La competizione geopolitica sta trasformandosi in competizione geo-tecnologica, Determinante saranno da un lato lo sviluppo e dall’altro il controllo delle tecnologie dell’IA (e delle tecnologie strategiche ad essa collegate). Il loro controllo e l’eventuale embargo dovrebbero essere realizzati nel Trade and Technology Council di Pittsburg, che segue la stessa logica del CoCom/Stem, seguita nella guerra fredda con l’Urss. A parer mio, essa è però del tutto inadeguata non solo perché l’IA riguarda più tecnologie soft che hard, ma anche per lo sviluppo della globalizzazione e il fatto che la diffusione delle tecnologie promosso dalle Mnc è pragmaticamente inarrestabile. Gli Usa non hanno più l’egemonia tecnologica di un tempo. Non sono più in grado di “punire” con embarghi tecnologici e sanzioni finanziarie le deviazioni dalle regole pattuite. Il commercio con la Cina è troppo importante per i loro alleati. Gli Usa non possono rischiare una guerra commerciale con loro o con i loro alleati asiatici. Sono indispensabili per Washington nel suo contrasto con Pechino. Gli Usa non hanno alternative che quella di “premere sull’acceleratore” e puntare sul mantenimento della superiorità scientifica e tecnologica, anche con il ritorno ad una maggiore presenza della Stato Federale nell’intero ciclo economico, come nella guerra fredda con l’Urss.
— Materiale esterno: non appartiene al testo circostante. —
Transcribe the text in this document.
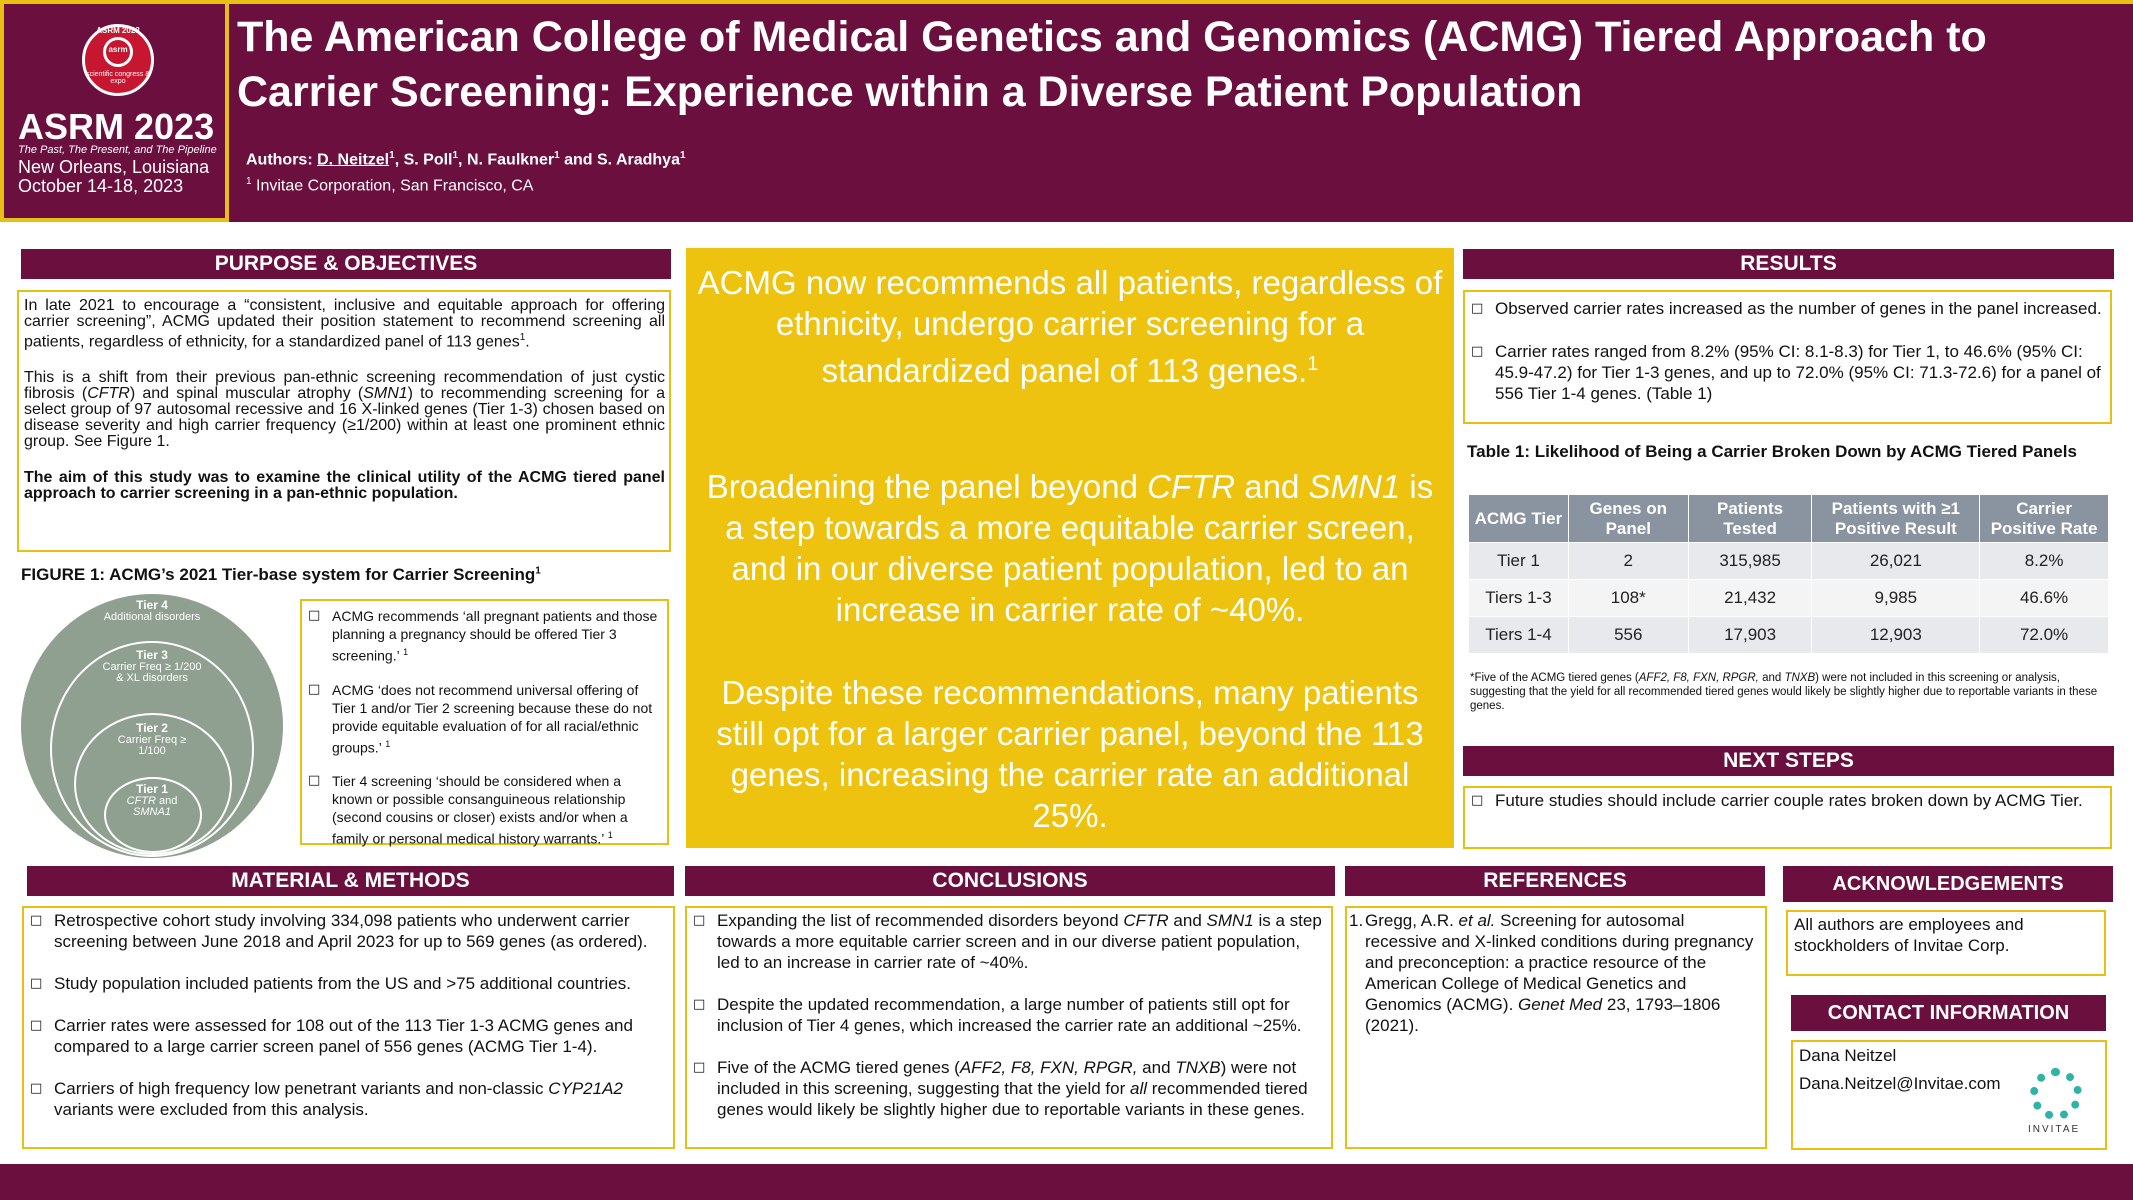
ASRM 2023
asrm
scientific congress & expo
ASRM 2023
The Past, The Present, and The Pipeline
New Orleans, Louisiana
October 14-18, 2023
The American College of Medical Genetics and Genomics (ACMG) Tiered Approach to Carrier Screening: Experience within a Diverse Patient Population
Authors: D. Neitzel$^1$, S. Poll$^1$, N. Faulkner$^1$ and S. Aradhya$^1$
$^1$ Invitae Corporation, San Francisco, CA
PURPOSE & OBJECTIVES
In late 2021 to encourage a “consistent, inclusive and equitable approach for offering carrier screening”, ACMG updated their position statement to recommend screening all patients, regardless of ethnicity, for a standardized panel of 113 genes$^1$.
This is a shift from their previous pan-ethnic screening recommendation of just cystic fibrosis (CFTR) and spinal muscular atrophy (SMN1) to recommending screening for a select group of 97 autosomal recessive and 16 X-linked genes (Tier 1-3) chosen based on disease severity and high carrier frequency (≥1/200) within at least one prominent ethnic group. See Figure 1.
The aim of this study was to examine the clinical utility of the ACMG tiered panel approach to carrier screening in a pan-ethnic population.
FIGURE 1: ACMG’s 2021 Tier-base system for Carrier Screening$^1$
Tier 4
Additional disorders
Tier 3
Carrier Freq ≥ 1/200 & XL disorders
Tier 2
Carrier Freq ≥ 1/100
Tier 1
CFTR and
SMNA1
□ ACMG recommends ‘all pregnant patients and those planning a pregnancy should be offered Tier 3 screening.’ $^1$
□ ACMG ‘does not recommend universal offering of Tier 1 and/or Tier 2 screening because these do not provide equitable evaluation of for all racial/ethnic groups.’ $^1$
□ Tier 4 screening ‘should be considered when a known or possible consanguineous relationship (second cousins or closer) exists and/or when a family or personal medical history warrants.’ $^1$
ACMG now recommends all patients, regardless of ethnicity, undergo carrier screening for a standardized panel of 113 genes.$^1$
Broadening the panel beyond CFTR and SMN1 is a step towards a more equitable carrier screen, and in our diverse patient population, led to an increase in carrier rate of ~40%.
Despite these recommendations, many patients still opt for a larger carrier panel, beyond the 113 genes, increasing the carrier rate an additional 25%.
RESULTS
□ Observed carrier rates increased as the number of genes in the panel increased.
□ Carrier rates ranged from 8.2% (95% CI: 8.1-8.3) for Tier 1, to 46.6% (95% CI: 45.9-47.2) for Tier 1-3 genes, and up to 72.0% (95% CI: 71.3-72.6) for a panel of 556 Tier 1-4 genes. (Table 1)
Table 1: Likelihood of Being a Carrier Broken Down by ACMG Tiered Panels
ACMG Tier	Genes on Panel	Patients Tested	Patients with ≥1 Positive Result	Carrier Positive Rate
Tier 1	2	315,985	26,021	8.2%
Tiers 1-3	108*	21,432	9,985	46.6%
Tiers 1-4	556	17,903	12,903	72.0%
*Five of the ACMG tiered genes (AFF2, F8, FXN, RPGR, and TNXB) were not included in this screening or analysis, suggesting that the yield for all recommended tiered genes would likely be slightly higher due to reportable variants in these genes.
NEXT STEPS
□ Future studies should include carrier couple rates broken down by ACMG Tier.
MATERIAL & METHODS
□ Retrospective cohort study involving 334,098 patients who underwent carrier screening between June 2018 and April 2023 for up to 569 genes (as ordered).
□ Study population included patients from the US and >75 additional countries.
□ Carrier rates were assessed for 108 out of the 113 Tier 1-3 ACMG genes and compared to a large carrier screen panel of 556 genes (ACMG Tier 1-4).
□ Carriers of high frequency low penetrant variants and non-classic CYP21A2 variants were excluded from this analysis.
CONCLUSIONS
□ Expanding the list of recommended disorders beyond CFTR and SMN1 is a step towards a more equitable carrier screen and in our diverse patient population, led to an increase in carrier rate of ~40%.
□ Despite the updated recommendation, a large number of patients still opt for inclusion of Tier 4 genes, which increased the carrier rate an additional ~25%.
□ Five of the ACMG tiered genes (AFF2, F8, FXN, RPGR, and TNXB) were not included in this screening, suggesting that the yield for all recommended tiered genes would likely be slightly higher due to reportable variants in these genes.
REFERENCES
1. Gregg, A.R. et al. Screening for autosomal recessive and X-linked conditions during pregnancy and preconception: a practice resource of the American College of Medical Genetics and Genomics (ACMG). Genet Med 23, 1793–1806 (2021).
ACKNOWLEDGEMENTS
All authors are employees and stockholders of Invitae Corp.
CONTACT INFORMATION
Dana Neitzel
Dana.Neitzel@Invitae.com
INVITAE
Determinante per la competizione sarà in sostanza il sistema con cui sarà organizzato il progresso tecnologico sia negli Usa che nella Cina. Esso è molto diverso nei due Paesi. La Cina fa molto affidamento sulla centralità del ruolo dello Stato, sullo spionaggio e sul reverse engineering. Gli Usa sulla cooperazione con gli alleati e sull’attrazione esercitata dal suo sistema per importare i migliori cervelli da tutto il mondo, come era avvenuto già con il Progetto Manhattan. Pechino inoltre investe massicciamente sui sistemi di sorveglianza per la sicurezza interna (riconoscimento facciale e del linguaggio, utilizzazione dei genomi per l’individuazione della personalità e delle emozioni delle controparti, ecc.) e utilizza il modello della cd “fusione militare-civile”, in cui lo Stato non programma, controlla e finanzia solo lo sviluppo scientifico e tecnologico, ma anche le sue utilizzazioni industriali e commerciali (ad esempio, nella Via della Seta digitale).
Negli Usa, invece, lo Stato si occupa direttamente solo della scienza di base, ma meno di quella applicata, eccetto nei settori esclusivamente militari e a più alto rischio. Si è quasi del tutto ritirato (si valuta circa del 50%) da molti dei settori in cui si interessava nel corso della guerra fredda, in cui la ricerca militare, spaziale, ecc. – in connessione con l’Accademia e l’Industria – trainava anche quella commerciale. Quest’ultima è oggi lasciata nelle mani dei privati. Agisce al riguardo anche il fatto che il ciclo annuale del bilancio nelle democrazie, di massima annuale, non si presta a promuovere l’innovazione tecnologica. L’importanza geopolitica che essa ha assunto nella competizione con la Cina potrà imporre modifiche, anche per evitare allo Stato di dipendere troppo dai grandi gruppi del digitale o di fare troppo affidamento sulla flessibilità e creatività delle Start-up.
In sostanza, il margine di superiorità che gli Usa posseggono ancora sulla Cina dipende da un ripensamento del ruolo dello Stato in campo tecnologico. Analoga logica dovrà essere adottata dagli alleati degli Usa che non vogliano trasformarsi in colonie nell’“era cognitiva” in cui stiamo entrando e che coinvolgerà ogni settore, come Savona e Bernabè ci suggeriscono, anche perché gli Usa potrebbero imporre restrizioni al trasferimento di talune delle tecnologie più avanzate.